It's routine (or at least best practice) to order a whole heap of blood tests when doing a work up for someone with depression. Add on polysomnography too.

Thyroid deficiencies, sleep apnea, neurological issues like Alzheimers or Parkinsons, they all can produce depression, or be comorbid with it.

So while there's no blood test to diagnose depression-in-itself, any decent psychiatrist will figure out if there's something else wrong with the body, and treat accordingly. But in the end, we have no reliable way of pointing an instrument at someone and get DEPRESSED or NOT DEPRESSED back. Hence the whole talking to them and using standardized questionnaires, which does work mind you, even if we don't have anything significantly better once we've ruled out the body fucking with the mind in other ways.

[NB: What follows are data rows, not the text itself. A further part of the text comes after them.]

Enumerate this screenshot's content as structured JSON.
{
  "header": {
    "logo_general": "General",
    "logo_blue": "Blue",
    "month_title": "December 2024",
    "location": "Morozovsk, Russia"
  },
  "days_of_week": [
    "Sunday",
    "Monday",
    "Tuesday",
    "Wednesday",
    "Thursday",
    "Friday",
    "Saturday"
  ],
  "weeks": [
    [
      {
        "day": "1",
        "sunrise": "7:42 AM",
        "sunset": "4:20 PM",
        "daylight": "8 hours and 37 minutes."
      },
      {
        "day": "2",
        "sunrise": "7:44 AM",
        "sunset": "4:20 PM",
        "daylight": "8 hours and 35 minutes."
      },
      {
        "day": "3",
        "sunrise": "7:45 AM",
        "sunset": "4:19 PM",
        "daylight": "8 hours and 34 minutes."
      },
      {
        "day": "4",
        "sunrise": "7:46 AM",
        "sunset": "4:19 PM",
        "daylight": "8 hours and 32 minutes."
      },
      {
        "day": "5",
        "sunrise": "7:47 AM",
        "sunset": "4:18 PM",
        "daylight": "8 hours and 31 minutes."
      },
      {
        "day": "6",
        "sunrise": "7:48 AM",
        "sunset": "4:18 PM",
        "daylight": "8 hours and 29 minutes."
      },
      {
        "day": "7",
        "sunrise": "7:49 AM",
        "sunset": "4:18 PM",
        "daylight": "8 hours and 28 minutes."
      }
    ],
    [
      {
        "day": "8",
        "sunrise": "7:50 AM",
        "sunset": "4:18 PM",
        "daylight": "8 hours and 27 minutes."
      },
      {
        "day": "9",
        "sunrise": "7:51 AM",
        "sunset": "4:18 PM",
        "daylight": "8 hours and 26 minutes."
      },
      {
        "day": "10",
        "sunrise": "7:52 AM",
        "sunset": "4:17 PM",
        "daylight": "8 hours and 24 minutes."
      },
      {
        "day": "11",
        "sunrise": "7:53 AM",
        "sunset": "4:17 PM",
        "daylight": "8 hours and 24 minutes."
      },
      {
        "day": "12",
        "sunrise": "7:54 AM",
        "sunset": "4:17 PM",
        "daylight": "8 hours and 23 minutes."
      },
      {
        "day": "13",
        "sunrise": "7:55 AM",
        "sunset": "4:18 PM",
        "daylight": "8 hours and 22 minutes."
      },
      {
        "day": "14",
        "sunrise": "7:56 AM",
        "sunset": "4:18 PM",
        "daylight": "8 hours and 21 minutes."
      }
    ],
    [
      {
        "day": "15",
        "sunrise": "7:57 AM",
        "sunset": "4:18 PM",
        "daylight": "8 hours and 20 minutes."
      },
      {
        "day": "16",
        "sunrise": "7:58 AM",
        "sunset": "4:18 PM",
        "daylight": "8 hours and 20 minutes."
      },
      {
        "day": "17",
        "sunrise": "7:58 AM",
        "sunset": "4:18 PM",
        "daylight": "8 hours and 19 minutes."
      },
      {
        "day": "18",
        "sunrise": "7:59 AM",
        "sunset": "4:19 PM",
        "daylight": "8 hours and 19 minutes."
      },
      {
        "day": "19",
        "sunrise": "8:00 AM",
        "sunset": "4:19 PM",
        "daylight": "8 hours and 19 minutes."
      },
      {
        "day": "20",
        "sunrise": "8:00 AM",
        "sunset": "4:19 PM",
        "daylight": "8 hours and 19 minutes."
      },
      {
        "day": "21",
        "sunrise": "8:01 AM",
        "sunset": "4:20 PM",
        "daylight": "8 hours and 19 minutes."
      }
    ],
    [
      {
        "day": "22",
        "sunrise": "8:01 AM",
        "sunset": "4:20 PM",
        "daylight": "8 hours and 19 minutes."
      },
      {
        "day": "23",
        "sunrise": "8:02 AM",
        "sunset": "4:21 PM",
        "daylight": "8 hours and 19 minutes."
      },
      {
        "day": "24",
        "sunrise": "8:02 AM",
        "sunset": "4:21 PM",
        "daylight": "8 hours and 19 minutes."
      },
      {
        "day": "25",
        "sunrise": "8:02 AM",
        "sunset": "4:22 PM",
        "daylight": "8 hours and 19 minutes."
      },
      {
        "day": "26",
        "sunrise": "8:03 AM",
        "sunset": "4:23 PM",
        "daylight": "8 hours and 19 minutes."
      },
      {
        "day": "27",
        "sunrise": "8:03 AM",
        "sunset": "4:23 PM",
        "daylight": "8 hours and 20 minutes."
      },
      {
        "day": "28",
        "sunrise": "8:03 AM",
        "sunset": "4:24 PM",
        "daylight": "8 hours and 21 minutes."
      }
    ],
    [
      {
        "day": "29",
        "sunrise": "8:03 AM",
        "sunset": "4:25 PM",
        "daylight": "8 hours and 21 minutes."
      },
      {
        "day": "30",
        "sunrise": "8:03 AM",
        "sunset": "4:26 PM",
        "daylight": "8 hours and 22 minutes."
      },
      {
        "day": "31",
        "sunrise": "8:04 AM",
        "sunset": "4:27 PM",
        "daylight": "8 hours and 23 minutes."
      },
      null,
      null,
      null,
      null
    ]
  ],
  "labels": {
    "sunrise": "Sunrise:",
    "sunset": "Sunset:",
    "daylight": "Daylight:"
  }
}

To no one's surprise, Scott has written about this at length and I feel like there's little for me to contribute, yet.

For example, this one https://slatestarcodex.com/2020/01/15/contra-contra-contra-caplan-on-psych/, though he's written more about it on ACX not that long ago.

I don't deny the existence of mass psychogenic illness. I agree with Scott that it's the most reasonable explanation for things like bulemia, or even gender dysphoria.

I entirely reject that it covers the majority of psychiatric conditions, especially the ones I mentioned, which also happen to be amenable to therapy.

You'll find that the "incidence" of most diseases sky rocketed in short order over the past century. Mainly because if we don't know a disease like that exists, due to a lack of diagnostic tests or plain awareness, there won't be a diagnosis.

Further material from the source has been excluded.